Para ser interpretado, esse provérbio exige:

● conhecimento enciclopédico acerca de quem foi Adão


● conhecimento discursivo em torno do qual circula o conceito de sogra em nossa
sociedade

“(...) não basta o conhecimento semântico-linguístico para atuar com a produção e a


interpretação de sentido” (MORATO, 2004, p. 167)
“(...) o estudo da afasia é fundamental para o conhecimento da linguagem, visto que as
dissociações e seletividades que ele explica ou indica permitem a elaboração de hipóteses que
a observação do processamento normal não faz mais que apenas sugerir. Que numerosos
modelos estejam aptos a descrever a linguagem não implica forçosamente que possam
explicá-la.

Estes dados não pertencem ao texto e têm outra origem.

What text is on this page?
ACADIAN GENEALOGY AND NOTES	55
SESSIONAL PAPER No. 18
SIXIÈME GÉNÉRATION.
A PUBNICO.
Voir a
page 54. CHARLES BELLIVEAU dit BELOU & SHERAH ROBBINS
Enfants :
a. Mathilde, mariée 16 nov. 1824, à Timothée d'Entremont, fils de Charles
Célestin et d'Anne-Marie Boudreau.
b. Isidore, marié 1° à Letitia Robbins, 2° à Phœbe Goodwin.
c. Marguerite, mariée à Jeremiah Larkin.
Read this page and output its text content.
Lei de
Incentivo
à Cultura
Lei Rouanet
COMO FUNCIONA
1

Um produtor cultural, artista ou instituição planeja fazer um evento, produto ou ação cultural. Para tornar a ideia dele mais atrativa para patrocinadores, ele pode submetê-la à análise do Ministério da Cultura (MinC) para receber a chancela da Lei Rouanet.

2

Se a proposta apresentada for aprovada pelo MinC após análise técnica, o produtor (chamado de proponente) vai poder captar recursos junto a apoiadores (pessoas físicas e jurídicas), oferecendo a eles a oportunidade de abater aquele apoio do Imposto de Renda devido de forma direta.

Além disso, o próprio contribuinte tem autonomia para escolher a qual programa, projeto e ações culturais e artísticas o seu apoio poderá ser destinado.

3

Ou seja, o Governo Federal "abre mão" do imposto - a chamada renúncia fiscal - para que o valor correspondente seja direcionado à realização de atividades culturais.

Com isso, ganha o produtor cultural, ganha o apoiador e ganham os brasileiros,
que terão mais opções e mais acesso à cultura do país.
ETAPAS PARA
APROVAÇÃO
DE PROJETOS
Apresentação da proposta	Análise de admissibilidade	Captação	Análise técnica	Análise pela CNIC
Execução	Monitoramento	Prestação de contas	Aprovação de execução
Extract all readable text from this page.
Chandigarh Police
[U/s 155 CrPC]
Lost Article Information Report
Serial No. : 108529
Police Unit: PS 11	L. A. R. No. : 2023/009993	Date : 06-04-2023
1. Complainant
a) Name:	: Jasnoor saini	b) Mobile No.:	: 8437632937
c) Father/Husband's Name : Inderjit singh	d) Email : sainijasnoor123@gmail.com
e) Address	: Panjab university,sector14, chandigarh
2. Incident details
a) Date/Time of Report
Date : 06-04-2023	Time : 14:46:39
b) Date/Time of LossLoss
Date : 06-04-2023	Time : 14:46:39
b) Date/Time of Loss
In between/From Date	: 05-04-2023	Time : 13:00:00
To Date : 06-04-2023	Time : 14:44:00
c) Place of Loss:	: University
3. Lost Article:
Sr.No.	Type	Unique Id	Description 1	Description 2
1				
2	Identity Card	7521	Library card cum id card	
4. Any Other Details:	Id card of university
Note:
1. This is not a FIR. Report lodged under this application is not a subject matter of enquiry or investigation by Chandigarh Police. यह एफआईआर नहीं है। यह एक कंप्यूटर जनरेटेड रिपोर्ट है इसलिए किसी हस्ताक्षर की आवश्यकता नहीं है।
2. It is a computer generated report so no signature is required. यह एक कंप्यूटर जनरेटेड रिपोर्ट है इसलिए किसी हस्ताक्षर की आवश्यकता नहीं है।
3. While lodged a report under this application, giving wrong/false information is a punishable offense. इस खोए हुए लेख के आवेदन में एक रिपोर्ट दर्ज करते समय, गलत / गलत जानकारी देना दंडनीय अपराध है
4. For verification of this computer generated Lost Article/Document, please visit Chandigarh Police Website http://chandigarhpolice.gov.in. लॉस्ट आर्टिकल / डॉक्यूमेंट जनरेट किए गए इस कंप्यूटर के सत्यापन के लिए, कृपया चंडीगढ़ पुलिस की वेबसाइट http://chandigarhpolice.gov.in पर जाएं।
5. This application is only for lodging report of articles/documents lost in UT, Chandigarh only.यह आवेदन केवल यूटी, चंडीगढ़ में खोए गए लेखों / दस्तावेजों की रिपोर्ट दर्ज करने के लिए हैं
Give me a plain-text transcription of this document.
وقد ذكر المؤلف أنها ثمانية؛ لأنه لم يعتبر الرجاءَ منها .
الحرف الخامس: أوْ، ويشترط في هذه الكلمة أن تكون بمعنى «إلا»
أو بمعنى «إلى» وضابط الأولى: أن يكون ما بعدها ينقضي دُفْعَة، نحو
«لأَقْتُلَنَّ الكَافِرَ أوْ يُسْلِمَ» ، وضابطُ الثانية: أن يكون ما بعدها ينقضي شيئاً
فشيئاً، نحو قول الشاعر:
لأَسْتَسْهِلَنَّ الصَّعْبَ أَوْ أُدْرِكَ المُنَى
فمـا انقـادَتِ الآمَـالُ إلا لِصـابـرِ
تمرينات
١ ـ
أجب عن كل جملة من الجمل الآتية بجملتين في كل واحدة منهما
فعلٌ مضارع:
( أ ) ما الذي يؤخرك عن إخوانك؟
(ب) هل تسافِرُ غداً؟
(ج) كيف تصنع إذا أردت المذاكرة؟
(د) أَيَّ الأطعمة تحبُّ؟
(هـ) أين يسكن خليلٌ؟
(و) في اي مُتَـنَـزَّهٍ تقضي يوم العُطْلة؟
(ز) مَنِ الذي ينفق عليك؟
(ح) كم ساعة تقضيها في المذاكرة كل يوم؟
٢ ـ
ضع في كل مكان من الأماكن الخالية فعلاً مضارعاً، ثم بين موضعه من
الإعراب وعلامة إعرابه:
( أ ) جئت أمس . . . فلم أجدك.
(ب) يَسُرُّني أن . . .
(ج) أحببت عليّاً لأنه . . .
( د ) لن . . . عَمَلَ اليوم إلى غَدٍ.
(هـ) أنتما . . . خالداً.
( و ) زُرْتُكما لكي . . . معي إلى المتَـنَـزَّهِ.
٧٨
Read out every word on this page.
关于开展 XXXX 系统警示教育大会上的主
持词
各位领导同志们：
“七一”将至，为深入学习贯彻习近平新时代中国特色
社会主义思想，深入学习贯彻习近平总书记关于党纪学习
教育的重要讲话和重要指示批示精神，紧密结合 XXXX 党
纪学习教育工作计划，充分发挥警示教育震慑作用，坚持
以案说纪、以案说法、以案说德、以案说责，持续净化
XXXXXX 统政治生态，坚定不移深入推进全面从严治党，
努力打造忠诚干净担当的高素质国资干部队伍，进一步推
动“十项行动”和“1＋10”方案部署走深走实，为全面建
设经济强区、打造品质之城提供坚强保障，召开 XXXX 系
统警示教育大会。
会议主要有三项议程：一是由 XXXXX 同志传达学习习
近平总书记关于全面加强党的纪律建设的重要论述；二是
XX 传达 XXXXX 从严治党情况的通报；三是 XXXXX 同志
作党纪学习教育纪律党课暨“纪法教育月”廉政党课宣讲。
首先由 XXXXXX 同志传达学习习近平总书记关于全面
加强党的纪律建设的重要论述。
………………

Além disso, o interesse precípuo da Neurolinguística no ambiente clínico não é
exatamente medir ou diagnosticar a produção afásica, procurando revelar as diferenças
entre o normal e o patológico. Seu trabalho, antes, é destacar o que está implicado no
funcionamento patológico, muitas vezes ocultado pelo fato clínico. Nesse caso, é preciso
‘ver o invisível’, como diz Foucault (1977)” (MORATO, 2004, p. 162).
Bibliografia

MORATO, E. Neurolinguística. In: MUSSALIM, Fernanda; BENTES, Anna Christina (Orgs.). Introdução à
linguística: domínios e fronteiras. Vol. 2. 4.ª. ed. São Paulo: Cortez, 2004, pp. 143-170.
Exercícios
1. Considerando o impacto das afasias na produção e compreensão da linguagem, discuta
como o conhecimento sobre as patologias da linguagem pode auxiliar os professores no
ensino da língua portuguesa para alunos com dificuldades de comunicação. Quais estratégias
pedagógicas podem ser adotadas para promover a inclusão e o desenvolvimento linguístico
desses alunos?

2. As afasias podem afetar diferentes aspectos da linguagem, como a sintaxe, o léxico e a


semântica. Explique como o entendimento dessas alterações linguísticas pode influenciar o
ensino da língua portuguesa, especialmente no que diz respeito à compreensão de textos, à
produção escrita e à interpretação oral. Como os professores podem adaptar suas práticas de
ensino para atender às necessidades específicas dos alunos afásicos?